From that, I got around 100 subscriptions, which to date has netted me $2,673.85. That's from a platform that was designed to payout most of the subscription cost, where I actively encouraged people not to subscribe, and has since become inactive.

A small investment in bots can very easily be worth the payout, especially for those in LCOL countries.

paulcole•2h ago
> They don't appear to be karma whoring as (most of the time) they don't even seem to be expressing a positive opinion of the link. Just short, useless summaries that are often just a rephrasing of the information given in the post title.
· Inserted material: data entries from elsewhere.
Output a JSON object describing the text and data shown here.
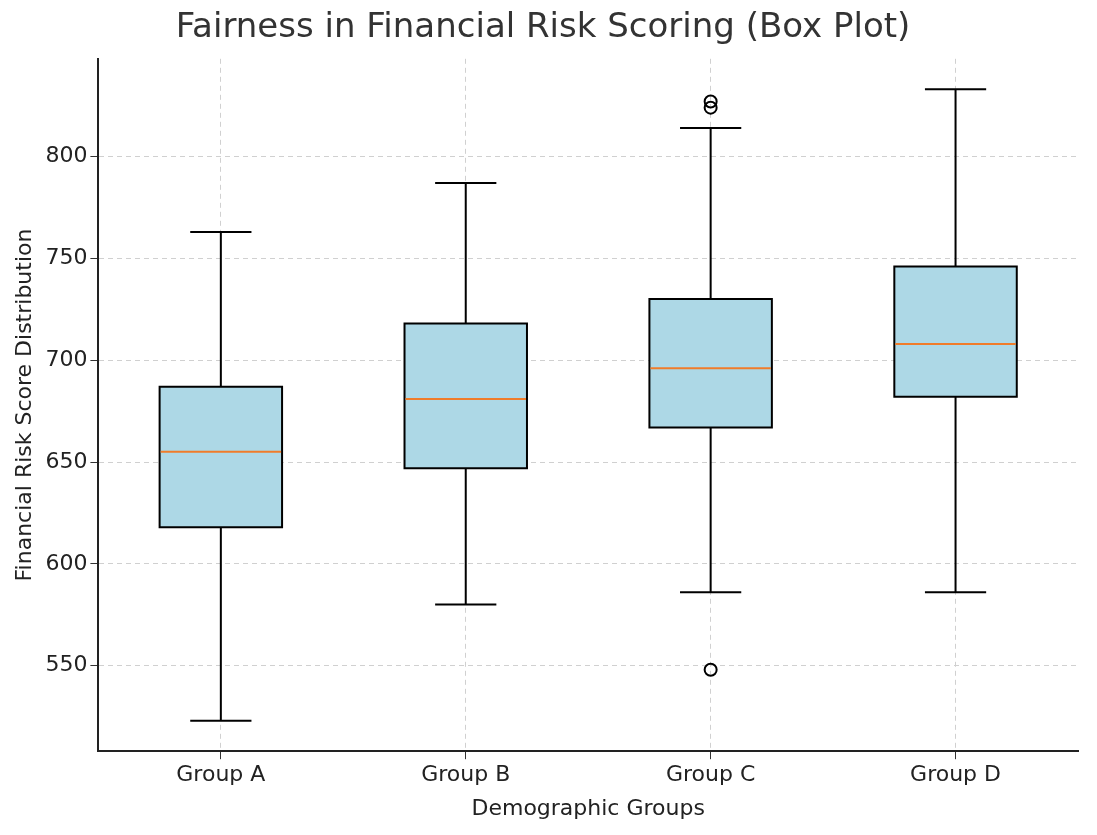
{
  "chart_data": {
    "type": "box",
    "title": "Fairness in Financial Risk Scoring (Box Plot)",
    "xlabel": "Demographic Groups",
    "ylabel": "Financial Risk Score Distribution",
    "categories": [
      "Group A",
      "Group B",
      "Group C",
      "Group D"
    ],
    "color": "#add8e6",
    "boxes": [
      {
        "low": 523,
        "q1": 618,
        "median": 655,
        "q3": 687,
        "high": 763
      },
      {
        "low": 580,
        "q1": 647,
        "median": 681,
        "q3": 718,
        "high": 787
      },
      {
        "low": 586,
        "q1": 667,
        "median": 696,
        "q3": 730,
        "high": 814,
        "outliers": [
          548,
          824,
          827
        ]
      },
      {
        "low": 586,
        "q1": 682,
        "median": 708,
        "q3": 746,
        "high": 833
      }
    ],
    "ylim": [
      508,
      848
    ],
    "yticks": [
      550,
      600,
      650,
      700,
      750,
      800
    ],
    "grid": true
  }
}
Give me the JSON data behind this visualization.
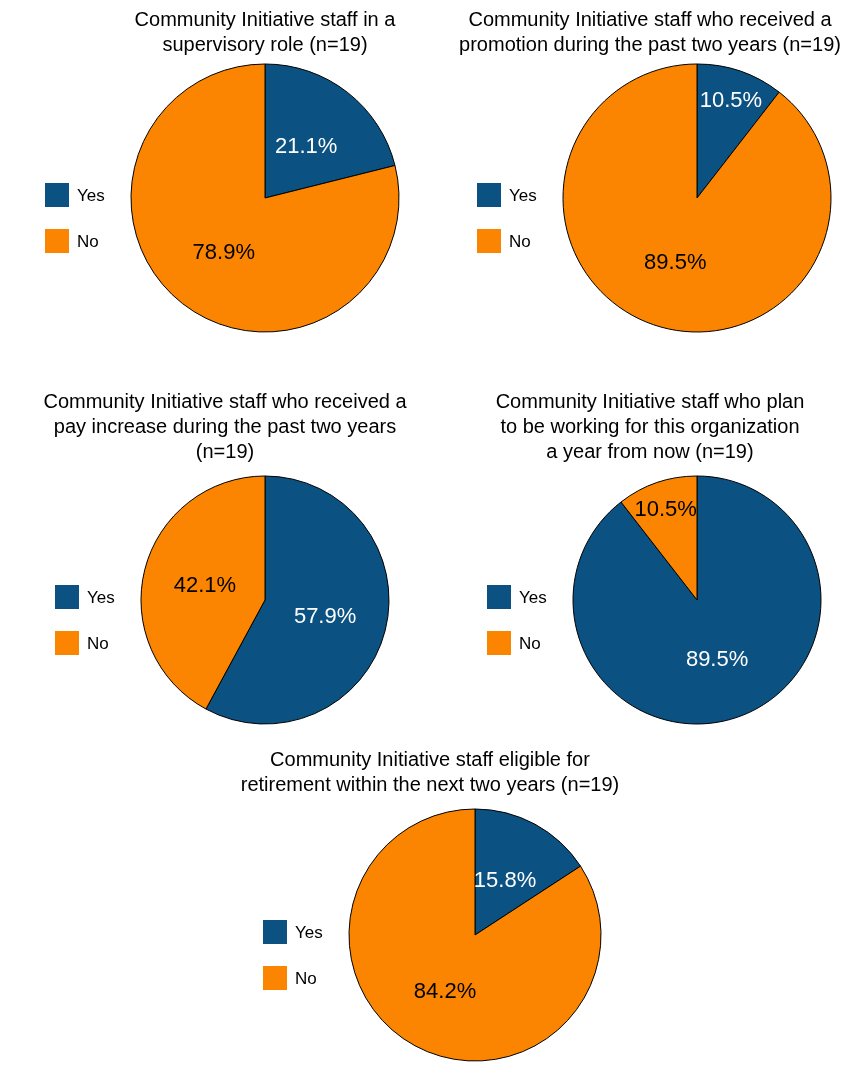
{
  "chart_data": [
    {
      "type": "pie",
      "title": "Community Initiative staff in a supervisory role (n=19)",
      "categories": [
        "Yes",
        "No"
      ],
      "values": [
        21.1,
        78.9
      ],
      "colors": [
        "#0b5181",
        "#fb8500"
      ],
      "value_labels": [
        "21.1%",
        "78.9%"
      ],
      "legend": "left"
    },
    {
      "type": "pie",
      "title": "Community Initiative staff who received a promotion during the past two years (n=19)",
      "categories": [
        "Yes",
        "No"
      ],
      "values": [
        10.5,
        89.5
      ],
      "colors": [
        "#0b5181",
        "#fb8500"
      ],
      "value_labels": [
        "10.5%",
        "89.5%"
      ],
      "legend": "left"
    },
    {
      "type": "pie",
      "title": "Community Initiative staff who received a pay increase during the past two years (n=19)",
      "categories": [
        "Yes",
        "No"
      ],
      "values": [
        57.9,
        42.1
      ],
      "colors": [
        "#0b5181",
        "#fb8500"
      ],
      "value_labels": [
        "57.9%",
        "42.1%"
      ],
      "legend": "left"
    },
    {
      "type": "pie",
      "title": "Community Initiative staff who plan to be working for this organization a year from now (n=19)",
      "categories": [
        "Yes",
        "No"
      ],
      "values": [
        89.5,
        10.5
      ],
      "colors": [
        "#0b5181",
        "#fb8500"
      ],
      "value_labels": [
        "89.5%",
        "10.5%"
      ],
      "legend": "left"
    },
    {
      "type": "pie",
      "title": "Community Initiative staff eligible for retirement within the next two years (n=19)",
      "categories": [
        "Yes",
        "No"
      ],
      "values": [
        15.8,
        84.2
      ],
      "colors": [
        "#0b5181",
        "#fb8500"
      ],
      "value_labels": [
        "15.8%",
        "84.2%"
      ],
      "legend": "left"
    }
  ]
}
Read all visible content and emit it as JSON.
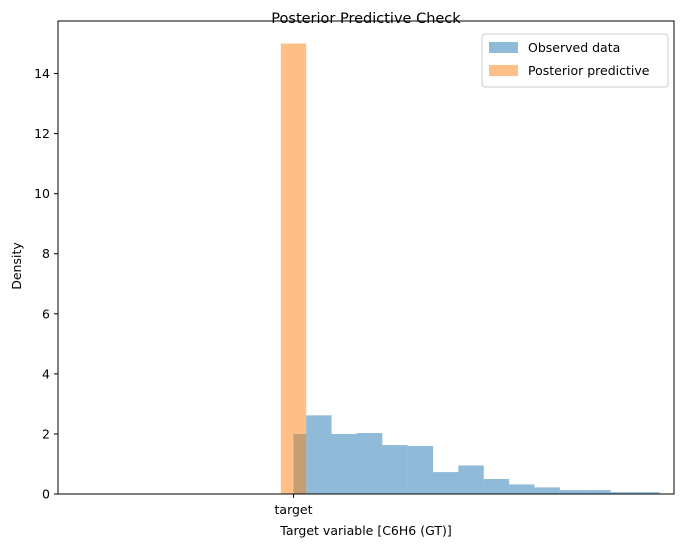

The consequences of training on the HN corpus.

clearleaf•20m ago
I think that due to how sophisticated anti-bot measures have gotten, bots now go through a "life cycle." An engagement bot spends the first phase of it's life building up an innocent and legitimate looking history. It does this by blending into the noise with innocuous and pointless comments that you'd never take a second glance at, and definitely not report or flag. Then when the account has aged and is in good enough standing, metamorphosis to the adult stage occurs, and the bot starts posting the kind of blatant spam that you'd think would be automatically ban filtered, but somehow isn't. These bot farmers are quite literally farming bots like vegetables and selling them when they've ripened.

I am very confident that this is the case in YouTube comments, where most people find they can not use violent words like "kill" or "genocide" when discussing war, but somehow there are bots posting uncensored racial slurs.